Housing Aamchit Courtowers, Beirut, Lebanon

Housing Aamchit Courtowers

Four high-comfort single-family homes were built on the coast of Aamchit. The site slopes west towards the Mediterranean, allowing the houses to be embedded in the landscape. The front of the house is open to the view and breeze while the other sides are protected by earth. A multi-function double layer wall insulates and protects against the cold, moist soil while also housing building services and acting as an air intake to cool and distribute incoming fresh air. A courtyard in the back enhances cross ventilation and creates a microclimate in the extreme days of summer and winter.
The courtyard and tower create a coherent environmental strategy. The tower shades the courtyard from eastern and southern sun and acts as chimney, allowing warm air to rise passively and exit the house and bedrooms while pulling cool air from the courtyard through the house. The stair and bathrooms are located at the east and south side to provide thermal mass during the summer heat while the northwest corner is completely clear of structure, turning the bedrooms into balconies when the windows are open.

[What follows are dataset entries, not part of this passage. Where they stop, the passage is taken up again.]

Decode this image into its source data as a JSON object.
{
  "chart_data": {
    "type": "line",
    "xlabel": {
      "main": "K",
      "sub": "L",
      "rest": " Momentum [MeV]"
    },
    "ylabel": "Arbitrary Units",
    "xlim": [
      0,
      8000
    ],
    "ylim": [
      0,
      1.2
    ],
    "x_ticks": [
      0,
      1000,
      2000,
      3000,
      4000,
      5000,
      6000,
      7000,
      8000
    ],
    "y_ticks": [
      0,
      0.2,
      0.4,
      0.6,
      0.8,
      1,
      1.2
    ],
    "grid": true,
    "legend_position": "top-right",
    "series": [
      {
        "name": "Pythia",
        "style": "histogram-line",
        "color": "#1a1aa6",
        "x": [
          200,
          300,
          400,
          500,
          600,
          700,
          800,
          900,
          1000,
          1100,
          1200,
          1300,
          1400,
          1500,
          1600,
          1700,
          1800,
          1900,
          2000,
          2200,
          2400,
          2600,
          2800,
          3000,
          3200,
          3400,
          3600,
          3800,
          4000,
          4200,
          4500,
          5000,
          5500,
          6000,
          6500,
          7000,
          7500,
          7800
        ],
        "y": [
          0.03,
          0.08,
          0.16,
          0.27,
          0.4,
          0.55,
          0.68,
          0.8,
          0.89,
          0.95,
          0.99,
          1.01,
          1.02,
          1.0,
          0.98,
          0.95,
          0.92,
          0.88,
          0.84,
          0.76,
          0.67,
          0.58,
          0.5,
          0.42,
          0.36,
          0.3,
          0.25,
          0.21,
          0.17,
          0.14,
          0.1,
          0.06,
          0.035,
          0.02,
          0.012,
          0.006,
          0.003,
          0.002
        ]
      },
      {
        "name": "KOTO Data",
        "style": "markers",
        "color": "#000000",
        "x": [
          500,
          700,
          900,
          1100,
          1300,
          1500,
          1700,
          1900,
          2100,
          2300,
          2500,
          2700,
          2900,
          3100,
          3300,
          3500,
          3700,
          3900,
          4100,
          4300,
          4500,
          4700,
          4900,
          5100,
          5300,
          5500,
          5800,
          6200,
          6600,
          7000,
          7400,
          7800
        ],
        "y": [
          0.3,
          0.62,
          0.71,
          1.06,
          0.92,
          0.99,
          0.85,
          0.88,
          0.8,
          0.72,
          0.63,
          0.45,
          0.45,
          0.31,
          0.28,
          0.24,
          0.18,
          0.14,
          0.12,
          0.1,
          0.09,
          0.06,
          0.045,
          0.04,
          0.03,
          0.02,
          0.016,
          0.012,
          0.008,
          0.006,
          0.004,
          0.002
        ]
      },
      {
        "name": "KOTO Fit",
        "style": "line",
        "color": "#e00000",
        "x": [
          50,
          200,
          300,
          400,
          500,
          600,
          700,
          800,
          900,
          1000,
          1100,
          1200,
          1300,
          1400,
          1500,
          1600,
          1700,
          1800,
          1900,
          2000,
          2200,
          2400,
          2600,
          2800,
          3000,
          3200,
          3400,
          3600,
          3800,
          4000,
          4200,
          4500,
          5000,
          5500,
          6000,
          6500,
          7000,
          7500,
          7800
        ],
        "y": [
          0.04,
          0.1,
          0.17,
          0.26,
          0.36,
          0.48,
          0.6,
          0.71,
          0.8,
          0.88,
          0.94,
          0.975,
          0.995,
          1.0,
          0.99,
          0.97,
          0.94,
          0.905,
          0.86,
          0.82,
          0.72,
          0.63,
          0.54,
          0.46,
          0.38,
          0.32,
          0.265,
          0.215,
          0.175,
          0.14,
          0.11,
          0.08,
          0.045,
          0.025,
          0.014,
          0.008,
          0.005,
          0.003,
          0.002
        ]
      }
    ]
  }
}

The combination of the courtyard and tower produces a new house typology. The strategy of the court tower is enhanced by the systems and materials used to build it. A heat-exchanger system is used in the house to cool down the rooms. This gravivent system is supplied by a heat exchanger using cool seawater on the primary side. The gravity driven system is integrated into the closet design of the bedrooms. An air handling unit provides fresh air for the rooms when no natural ventilation is possible. An earth duct is used to pre-condition the outside air before entering the AHU. The double concrete block walls are clad with light colored local stone and the windows have wood shutters to protect them from sun and to reduce radiant heat gain. These wood shutters also create an air cushion that further protects the windows from heat. A canvas canopy along the western façade delays the entry of direct sunlight into the house until late afternoon and creates an air spoiler effect above the main house façade.